In-Game Ads: EA’s New Revenue Strategy Raises Privacy Concerns

The news raises questions about balancing monetization with player experience.

Summary (TL;DR)

Electronic Arts (EA) is considering using dynamic ad insertion (DAI) for its AAA games to boost revenue. DAI technology allows ads to be inserted in real time and tailored to individual players based on their data, such as demographics and in-game behavior. This practice raises privacy concerns and the potential for ads to disrupt the gaming experience. As EA explores this approach, balancing monetization with maintaining a positive user experience will be crucial.

Electronic Arts (EA), the company behind popular game franchises like Dragon Age and Madden NFL, is considering integrating dynamic ad insertion (DAI) into its AAA games to boost revenue. During a Q4 earnings call, EA CEO Andrew Wilson revealed that these plans are “still early on that front,” and they “have teams internally in the company right now looking at how do we do very thoughtful implementations inside of our game experiences.”

What is Dynamic Ad Insertion?

Dynamic ad insertion (DAI) is technology that allows ads to be integrated into video content in real time. Unlike static ads — which are embedded into the content and remain unchanged — DAI pulls ads from an ad server. These ads can be personalized and swapped out based on viewer data (more on that later).

For example, during a sports game broadcast, a DAI system might display different ads to viewers based on their location or interests. A viewer in New York might see an ad for a local restaurant, while someone in California might see an ad for a new tech gadget. DAI aims to make ads more relevant and engaging for the viewer.

The Downside of In-game Advertising

DAI relies heavily on tracking user data to deliver targeted advertising. This data collection includes a wide range of information — including demographics, in-game behavior, purchasing history, and even data from other games you play. By analyzing and compiling this data, advertisers can build detailed profiles of gamers, allowing them to serve ads that are specifically tailored to each player’s interests and preferences.

In a racing game, you might see ads for car manufacturers on loading screens or billboards within the game itself. Meanwhile, players who frequently customize their characters could be targeted with ads for clothing brands or cosmetic items.

While this targeted advertising approach is supposed to enhance relevance and engagement, it also raises privacy concerns. Many gamers may find this level of data tracking and profiling intrusive, worrying about the extent to which their personal information is being monitored and exploited.

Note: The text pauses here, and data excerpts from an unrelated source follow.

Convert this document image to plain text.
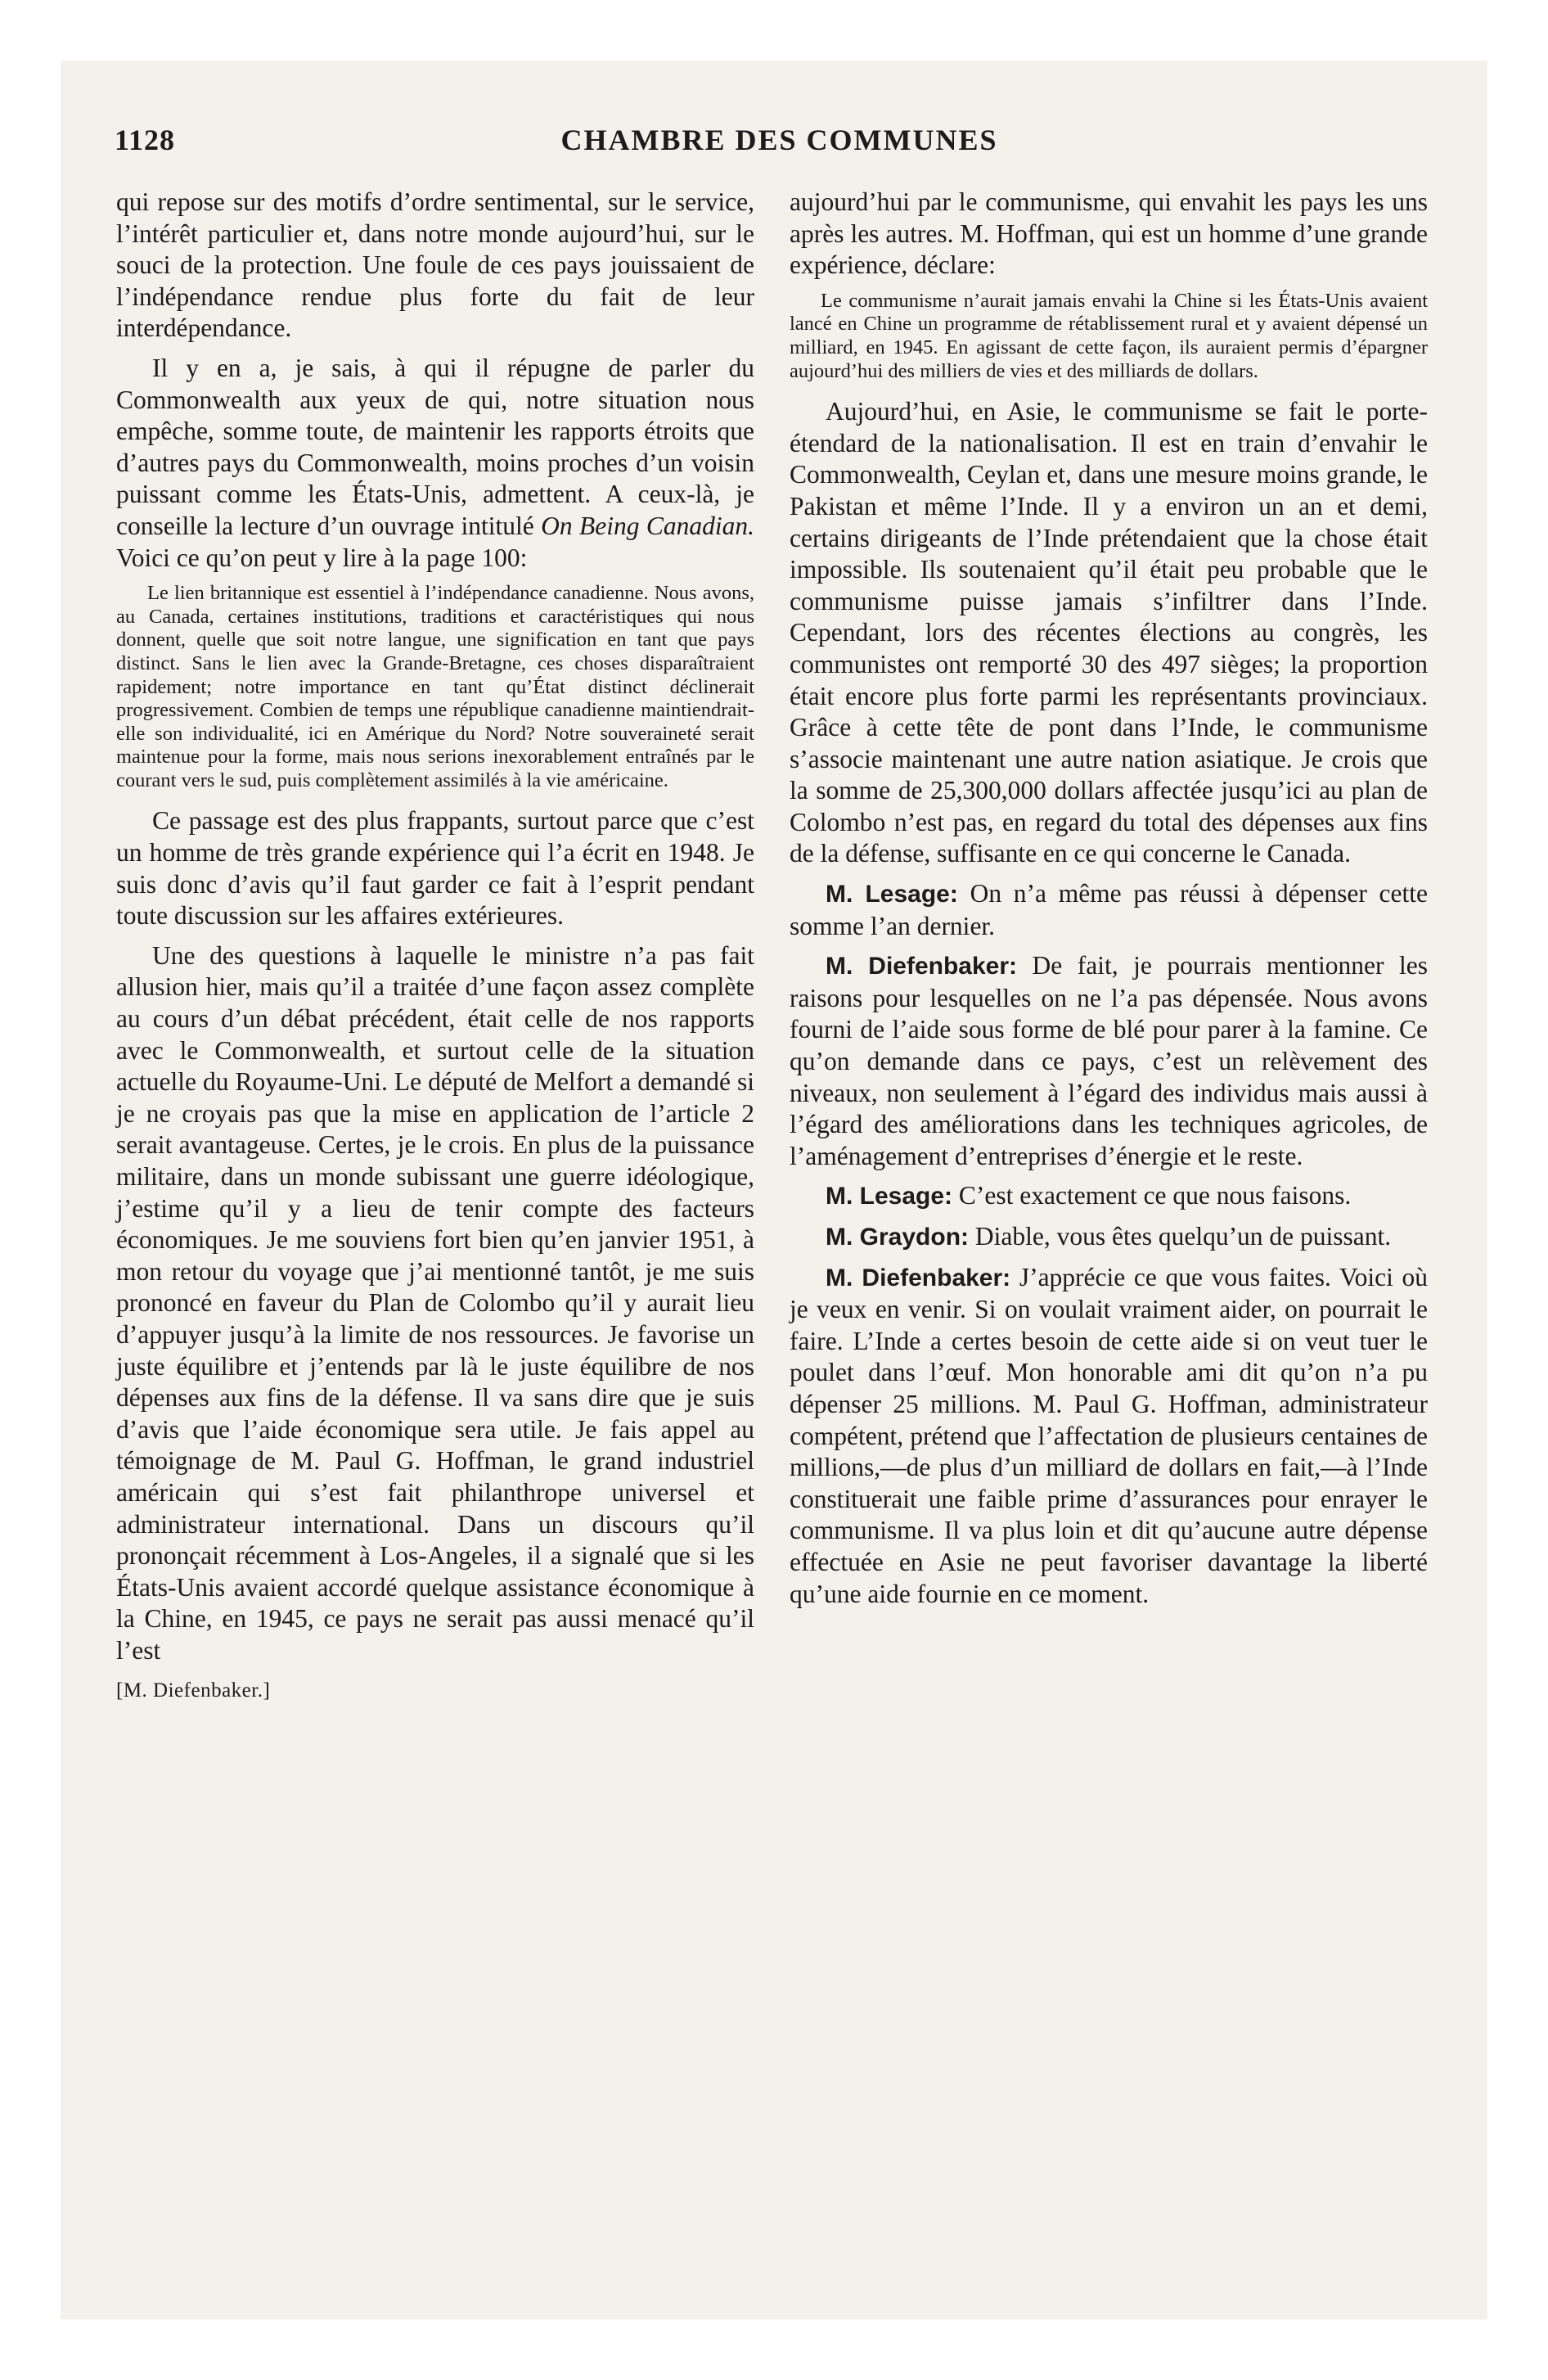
1128	CHAMBRE DES COMMUNES

qui repose sur des motifs d’ordre sentimental, sur le service, l’intérêt particulier et, dans notre monde aujourd’hui, sur le souci de la protection. Une foule de ces pays jouissaient de l’indépendance rendue plus forte du fait de leur interdépendance.

Il y en a, je sais, à qui il répugne de parler du Commonwealth aux yeux de qui, notre situation nous empêche, somme toute, de maintenir les rapports étroits que d’autres pays du Commonwealth, moins proches d’un voisin puissant comme les États-Unis, admettent. A ceux-là, je conseille la lecture d’un ouvrage intitulé On Being Canadian. Voici ce qu’on peut y lire à la page 100:

Le lien britannique est essentiel à l’indépendance canadienne. Nous avons, au Canada, certaines institutions, traditions et caractéristiques qui nous donnent, quelle que soit notre langue, une signification en tant que pays distinct. Sans le lien avec la Grande-Bretagne, ces choses disparaîtraient rapidement; notre importance en tant qu’État distinct déclinerait progressivement. Combien de temps une république canadienne maintiendrait-elle son individualité, ici en Amérique du Nord? Notre souveraineté serait maintenue pour la forme, mais nous serions inexorablement entraînés par le courant vers le sud, puis complètement assimilés à la vie américaine.

Ce passage est des plus frappants, surtout parce que c’est un homme de très grande expérience qui l’a écrit en 1948. Je suis donc d’avis qu’il faut garder ce fait à l’esprit pendant toute discussion sur les affaires extérieures.

Une des questions à laquelle le ministre n’a pas fait allusion hier, mais qu’il a traitée d’une façon assez complète au cours d’un débat précédent, était celle de nos rapports avec le Commonwealth, et surtout celle de la situation actuelle du Royaume-Uni. Le député de Melfort a demandé si je ne croyais pas que la mise en application de l’article 2 serait avantageuse. Certes, je le crois. En plus de la puissance militaire, dans un monde subissant une guerre idéologique, j’estime qu’il y a lieu de tenir compte des facteurs économiques. Je me souviens fort bien qu’en janvier 1951, à mon retour du voyage que j’ai mentionné tantôt, je me suis prononcé en faveur du Plan de Colombo qu’il y aurait lieu d’appuyer jusqu’à la limite de nos ressources. Je favorise un juste équilibre et j’entends par là le juste équilibre de nos dépenses aux fins de la défense. Il va sans dire que je suis d’avis que l’aide économique sera utile. Je fais appel au témoignage de M. Paul G. Hoffman, le grand industriel américain qui s’est fait philanthrope universel et administrateur international. Dans un discours qu’il prononçait récemment à Los-Angeles, il a signalé que si les États-Unis avaient accordé quelque assistance économique à la Chine, en 1945, ce pays ne serait pas aussi menacé qu’il l’est

[M. Diefenbaker.]

aujourd’hui par le communisme, qui envahit les pays les uns après les autres. M. Hoffman, qui est un homme d’une grande expérience, déclare:

Le communisme n’aurait jamais envahi la Chine si les États-Unis avaient lancé en Chine un programme de rétablissement rural et y avaient dépensé un milliard, en 1945. En agissant de cette façon, ils auraient permis d’épargner aujourd’hui des milliers de vies et des milliards de dollars.

Aujourd’hui, en Asie, le communisme se fait le porte-étendard de la nationalisation. Il est en train d’envahir le Commonwealth, Ceylan et, dans une mesure moins grande, le Pakistan et même l’Inde. Il y a environ un an et demi, certains dirigeants de l’Inde prétendaient que la chose était impossible. Ils soutenaient qu’il était peu probable que le communisme puisse jamais s’infiltrer dans l’Inde. Cependant, lors des récentes élections au congrès, les communistes ont remporté 30 des 497 sièges; la proportion était encore plus forte parmi les représentants provinciaux. Grâce à cette tête de pont dans l’Inde, le communisme s’associe maintenant une autre nation asiatique. Je crois que la somme de 25,300,000 dollars affectée jusqu’ici au plan de Colombo n’est pas, en regard du total des dépenses aux fins de la défense, suffisante en ce qui concerne le Canada.

M. Lesage: On n’a même pas réussi à dépenser cette somme l’an dernier.

M. Diefenbaker: De fait, je pourrais mentionner les raisons pour lesquelles on ne l’a pas dépensée. Nous avons fourni de l’aide sous forme de blé pour parer à la famine. Ce qu’on demande dans ce pays, c’est un relèvement des niveaux, non seulement à l’égard des individus mais aussi à l’égard des améliorations dans les techniques agricoles, de l’aménagement d’entreprises d’énergie et le reste.

M. Lesage: C’est exactement ce que nous faisons.

M. Graydon: Diable, vous êtes quelqu’un de puissant.

M. Diefenbaker: J’apprécie ce que vous faites. Voici où je veux en venir. Si on voulait vraiment aider, on pourrait le faire. L’Inde a certes besoin de cette aide si on veut tuer le poulet dans l’œuf. Mon honorable ami dit qu’on n’a pu dépenser 25 millions. M. Paul G. Hoffman, administrateur compétent, prétend que l’affectation de plusieurs centaines de millions,—de plus d’un milliard de dollars en fait,—à l’Inde constituerait une faible prime d’assurances pour enrayer le communisme. Il va plus loin et dit qu’aucune autre dépense effectuée en Asie ne peut favoriser davantage la liberté qu’une aide fournie en ce moment.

The practice of tracking and using such detailed data profiles can lead to skepticism about whether their information is secure and if it’s being sold to third-party services.

Growing Ad Fatigue

EA’s decision to consider in-game advertising (again) comes at a time when people are experiencing ad fatigue.

Streaming platforms are raising subscription prices while promoting cheaper, ad-supported tiers. Some streamers on Twitch now insert ads during their live streams, along with hosting sponsored streams funded by certain brands or gaming developers. This is on top of Twitch itself randomly interrupting streams with ads — further inundating viewers with advertising content.

The move towards in-game advertising reflects broader trends in the digital entertainment industry. However, it also raises important questions about the balance between revenue generation and user experience.

A Call for Player-Centric Solutions

Prioritizing player experience is essential for long-term success. Gamers want to immerse themselves in the games they play. They want to experience breathtaking worlds and captivating stories — or beat the crap out of NPCs to their heart’s content.

There are alternate forms of monetization that can be successful — such as offering cosmetic microtransactions or well-developed expansions. Gamers can play a part by supporting studios that prioritize player experience and rejecting games riddled with intrusive ads.

Whether in-game advertising becomes a staple in the industry or faces pushback remains to be seen, but one thing is clear: this conversation is far from over.